Halkların Eşitlik ve Demokrasi Partisi (DEM Parti) Grup Başkanvekili Sezai Temelli ve Milletvekili Saliha Aydeniz, Kobanê Davası’nda ceza alan ve Sincan Cezaevi’nde tutulan Aynur Aşan, Dilek Yağlı, Pervin Oduncu, Zeynep Ölbeci, Zeynep Karaman, Ali Ürküt, Alp Altınörs, Bülent Parmaksız, Günay Kubilay, Nazmi Gür, İsmail Şengül’ü ziyaret etti.
Temelli ve Aydeniz, gerçekleştirdikleri ziyaret sonrası cezaevi kampüsü önünde basın açıklaması yaptı.
Aydeniz: Arkadaşlarımız boykotta
“Verilen kararlar siyasi soykırım ve demokrasi katliamıdır” diyen Aydeniz şöyle konuştu:
“Bu cezalarla dayanışmaya bir ceza verildi. Görüşe gittiğimiz arkadaşlar da bunu ifade ettiler. Bugün Türkiye’de bir tecrit sistemi ve rejimi var. Bu tecrit rejiminden kaynaklı cezaevlerinde hat safhada ihlaller var. Bu tecrit sisteminin cezaevlerine yansımasında dolayı arkadaşlarımız bir boykottalar. Görüşlere çıkmıyorlar. Bugün de arkadaşlarımızın hepsiyle görüşme yapamadık ama temsilen üç arkadaşla görüştük.
‘Kobane’yi sahiplenmeye devam edeceğiz’
Mücadele kararlılığımız ilk günkü gibi devam ediyor. Herkesin çok çok selamlarını ilettiler. Dayanışma o günden bugüne ve öncesinde de Kobanê ruhunun yaratmış olduğu dayanışma ve cezalardan sonra da en geniş yelpazede gösterilen dayanışmadan dolayı herkese tek tek teşekkür ettiler. Ve herkese, ‘biz ilk gün nasıl mücadelemizi sürdürdüysek Kobanê düşmesin diye insanlık onuru düşmesin diye kadın devriminin yaratmış olduğu ruhu nasıl sahiplendiysek, budan sonra da bu sahiplenmemiz devam edecek’ diye ısrarla söylediler. Onlardan moral aldığımızı da kamuoyunun bilmesini steriz. Biz de nu mücadelenin yanında olacağız. Demokrasi ve özgülük mücadelesi tam da Kobanê’yi savunmaktan geçer.”

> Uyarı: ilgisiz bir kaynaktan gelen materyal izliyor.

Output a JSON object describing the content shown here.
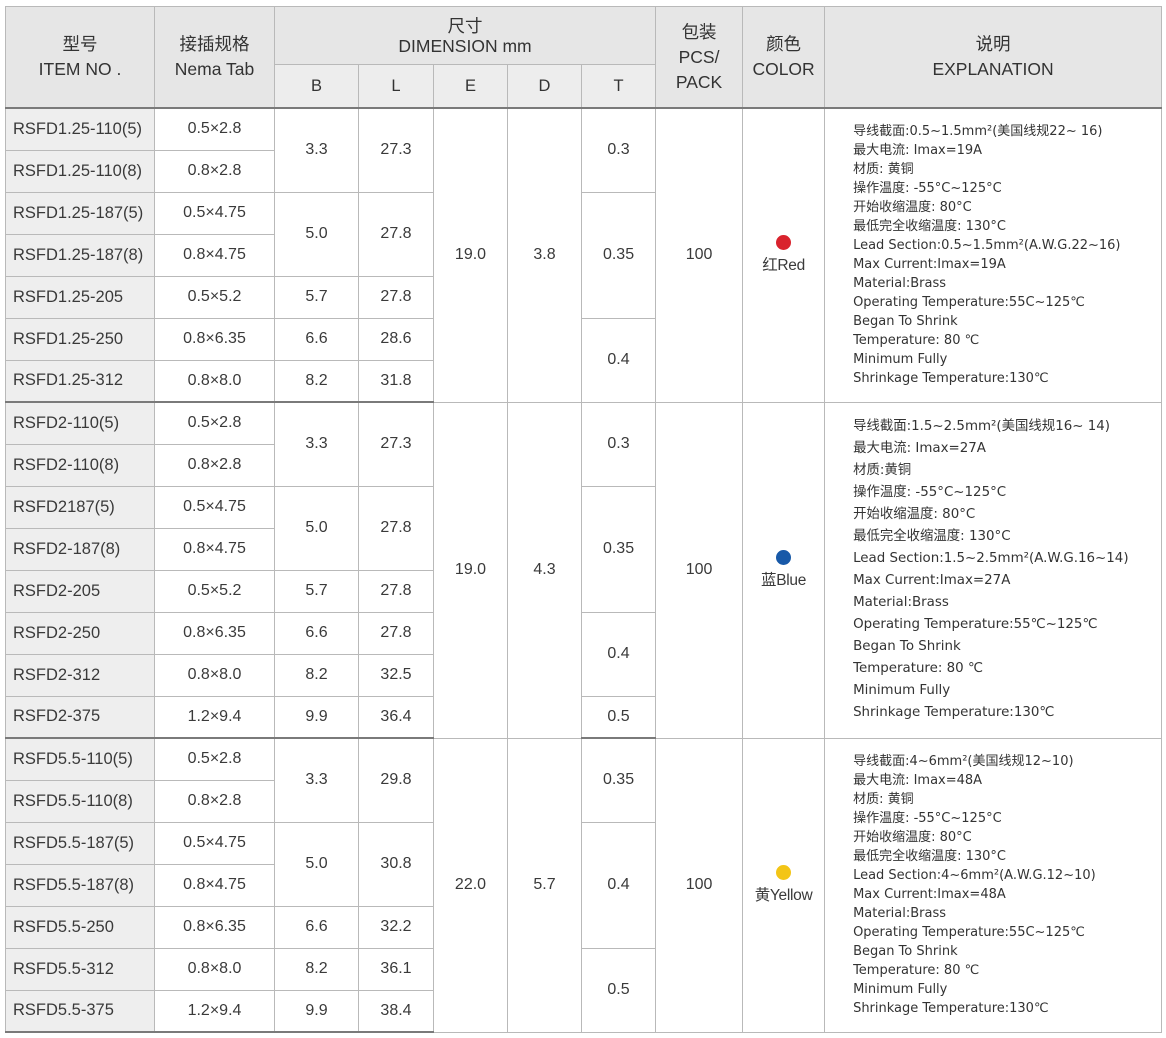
{
  "header": {
    "item": {
      "cn": "型号",
      "en": "ITEM NO ."
    },
    "nema": {
      "cn": "接插规格",
      "en": "Nema Tab"
    },
    "dimension": {
      "cn": "尺寸",
      "en": "DIMENSION mm"
    },
    "sub": {
      "b": "B",
      "l": "L",
      "e": "E",
      "d": "D",
      "t": "T"
    },
    "pack": {
      "cn": "包装",
      "en1": "PCS/",
      "en2": "PACK"
    },
    "color": {
      "cn": "颜色",
      "en": "COLOR"
    },
    "explanation": {
      "cn": "说明",
      "en": "EXPLANATION"
    }
  },
  "rows": [
    {
      "item": "RSFD1.25-110(5)",
      "nema": "0.5×2.8"
    },
    {
      "item": "RSFD1.25-110(8)",
      "nema": "0.8×2.8"
    },
    {
      "item": "RSFD1.25-187(5)",
      "nema": "0.5×4.75"
    },
    {
      "item": "RSFD1.25-187(8)",
      "nema": "0.8×4.75"
    },
    {
      "item": "RSFD1.25-205",
      "nema": "0.5×5.2"
    },
    {
      "item": "RSFD1.25-250",
      "nema": "0.8×6.35"
    },
    {
      "item": "RSFD1.25-312",
      "nema": "0.8×8.0"
    },
    {
      "item": "RSFD2-110(5)",
      "nema": "0.5×2.8"
    },
    {
      "item": "RSFD2-110(8)",
      "nema": "0.8×2.8"
    },
    {
      "item": "RSFD2187(5)",
      "nema": "0.5×4.75"
    },
    {
      "item": "RSFD2-187(8)",
      "nema": "0.8×4.75"
    },
    {
      "item": "RSFD2-205",
      "nema": "0.5×5.2"
    },
    {
      "item": "RSFD2-250",
      "nema": "0.8×6.35"
    },
    {
      "item": "RSFD2-312",
      "nema": "0.8×8.0"
    },
    {
      "item": "RSFD2-375",
      "nema": "1.2×9.4"
    },
    {
      "item": "RSFD5.5-110(5)",
      "nema": "0.5×2.8"
    },
    {
      "item": "RSFD5.5-110(8)",
      "nema": "0.8×2.8"
    },
    {
      "item": "RSFD5.5-187(5)",
      "nema": "0.5×4.75"
    },
    {
      "item": "RSFD5.5-187(8)",
      "nema": "0.8×4.75"
    },
    {
      "item": "RSFD5.5-250",
      "nema": "0.8×6.35"
    },
    {
      "item": "RSFD5.5-312",
      "nema": "0.8×8.0"
    },
    {
      "item": "RSFD5.5-375",
      "nema": "1.2×9.4"
    }
  ],
  "bl": [
    {
      "b": "3.3",
      "l": "27.3"
    },
    {
      "b": "5.0",
      "l": "27.8"
    },
    {
      "b": "5.7",
      "l": "27.8"
    },
    {
      "b": "6.6",
      "l": "28.6"
    },
    {
      "b": "8.2",
      "l": "31.8"
    },
    {
      "b": "3.3",
      "l": "27.3"
    },
    {
      "b": "5.0",
      "l": "27.8"
    },
    {
      "b": "5.7",
      "l": "27.8"
    },
    {
      "b": "6.6",
      "l": "27.8"
    },
    {
      "b": "8.2",
      "l": "32.5"
    },
    {
      "b": "9.9",
      "l": "36.4"
    },
    {
      "b": "3.3",
      "l": "29.8"
    },
    {
      "b": "5.0",
      "l": "30.8"
    },
    {
      "b": "6.6",
      "l": "32.2"
    },
    {
      "b": "8.2",
      "l": "36.1"
    },
    {
      "b": "9.9",
      "l": "38.4"
    }
  ],
  "t": [
    "0.3",
    "0.35",
    "0.4",
    "0.3",
    "0.35",
    "0.4",
    "0.5",
    "0.35",
    "0.4",
    "0.5"
  ],
  "groups": [
    {
      "e": "19.0",
      "d": "3.8",
      "pack": "100",
      "color_label": "红Red",
      "color_hex": "#d9232d",
      "color_icon": "red-dot-icon",
      "explanation": [
        "导线截面:0.5~1.5mm²(美国线规22~ 16)",
        "最大电流: Imax=19A",
        "材质: 黄铜",
        "操作温度: -55°C~125°C",
        "开始收缩温度: 80°C",
        "最低完全收缩温度: 130°C",
        "Lead Section:0.5~1.5mm²(A.W.G.22~16)",
        "Max Current:Imax=19A",
        "Material:Brass",
        "Operating Temperature:55C~125℃",
        "Began To Shrink",
        "Temperature: 80 ℃",
        "Minimum Fully",
        "Shrinkage Temperature:130℃"
      ]
    },
    {
      "e": "19.0",
      "d": "4.3",
      "pack": "100",
      "color_label": "蓝Blue",
      "color_hex": "#1859a8",
      "color_icon": "blue-dot-icon",
      "explanation": [
        "导线截面:1.5~2.5mm²(美国线规16~ 14)",
        "最大电流: Imax=27A",
        "材质:黄铜",
        "操作温度: -55°C~125°C",
        "开始收缩温度: 80°C",
        "最低完全收缩温度: 130°C",
        "Lead Section:1.5~2.5mm²(A.W.G.16~14)",
        "Max Current:Imax=27A",
        "Material:Brass",
        "Operating Temperature:55℃~125℃",
        "Began To Shrink",
        "Temperature: 80 ℃",
        "Minimum Fully",
        "Shrinkage Temperature:130℃"
      ]
    },
    {
      "e": "22.0",
      "d": "5.7",
      "pack": "100",
      "color_label": "黄Yellow",
      "color_hex": "#f3c516",
      "color_icon": "yellow-dot-icon",
      "explanation": [
        "导线截面:4~6mm²(美国线规12~10)",
        "最大电流: Imax=48A",
        "材质: 黄铜",
        "操作温度: -55°C~125°C",
        "开始收缩温度: 80°C",
        "最低完全收缩温度: 130°C",
        "Lead Section:4~6mm²(A.W.G.12~10)",
        "Max Current:Imax=48A",
        "Material:Brass",
        "Operating Temperature:55C~125℃",
        "Began To Shrink",
        "Temperature: 80 ℃",
        "Minimum Fully",
        "Shrinkage Temperature:130℃"
      ]
    }
  ]
}
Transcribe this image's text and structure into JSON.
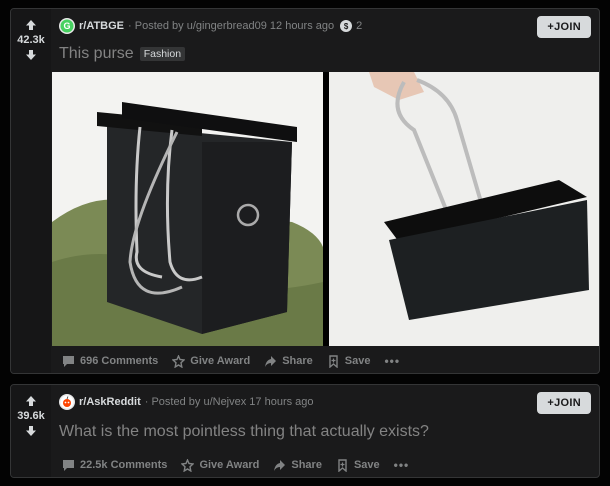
{
  "posts": [
    {
      "score": "42.3k",
      "subreddit": "r/ATBGE",
      "posted_by": "· Posted by u/gingerbread09 12 hours ago",
      "awards_count": "2",
      "join_label": "+JOIN",
      "title": "This purse",
      "flair": "Fashion",
      "comments": "696 Comments",
      "give_award": "Give Award",
      "share": "Share",
      "save": "Save",
      "more": "•••"
    },
    {
      "score": "39.6k",
      "subreddit": "r/AskReddit",
      "posted_by": "· Posted by u/Nejvex 17 hours ago",
      "join_label": "+JOIN",
      "title": "What is the most pointless thing that actually exists?",
      "comments": "22.5k Comments",
      "give_award": "Give Award",
      "share": "Share",
      "save": "Save",
      "more": "•••"
    }
  ],
  "colors": {
    "page_bg": "#030303",
    "card_bg": "#1a1a1b",
    "border": "#343536",
    "text": "#d7dadc",
    "muted": "#818384",
    "title_visited": "#838383"
  },
  "icons": {
    "upvote": "arrow-up-icon",
    "downvote": "arrow-down-icon",
    "comments": "comment-bubble-icon",
    "award": "award-icon",
    "share": "share-arrow-icon",
    "save": "bookmark-icon"
  }
}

Temelli: Türkiye’deki adaletsizliğin fotoğrafı
Temelli ise şunları söyledi: “Herkes biliyor ki Kobanê Davası Türkiye’deki adaletsizliğin bir fotoğrafıdır. Bu cezaevi kampüsünün önünü çok defa geldik. Adaletsizliği çok defa teşhir ettik. Dedik ki ‘siz Kobanê Kumpas davası ile Türkiye’ye büyük bir kötülük yapıyorsunuz. Siyasi krizi derinleştiriyor, demokratikleşmenin önünü kapatıyorsunuz’ dedik. Bunun arkasında Kürt düşmanlığı var. HDP’ye olan düşmanlık var, tecrit var… Kürt sorunun demokratik çözümünden kaçmak var. Arkadaşlar dava ve hayatları boyunca demokrasi ve barış için mücadele etmiştir. Kürt sorunundaki demokratik çözüm Türkiye’de barış ve demokrasinin olmasının olmazsa olmaz koşuludur. Bu bilinçle biz mücadelemizi bugüne kadar getirdik.
Demokrasi mücadelesine çağrı
Bu dava siyasettin üzerine çökmüştür. Bu davanın bu karanlık sonuçlarından kurtulmanın yolu hukuktur, hukuk mücadelesi vermektir. O yüzden bütün toplumu hukuk adalet demokrasi mücadelesine bir kez daha bu dava ve bu kararlar özelinde çağırıyoruz, davet ediyoruz. Herkesin hukuk, demokrasi ve barış adına yapabileceği mutlaka bir şey vardır, şimdi tam zamanıdır. Şimdi bu dava kararlarına karşı direnme zamanıdır.”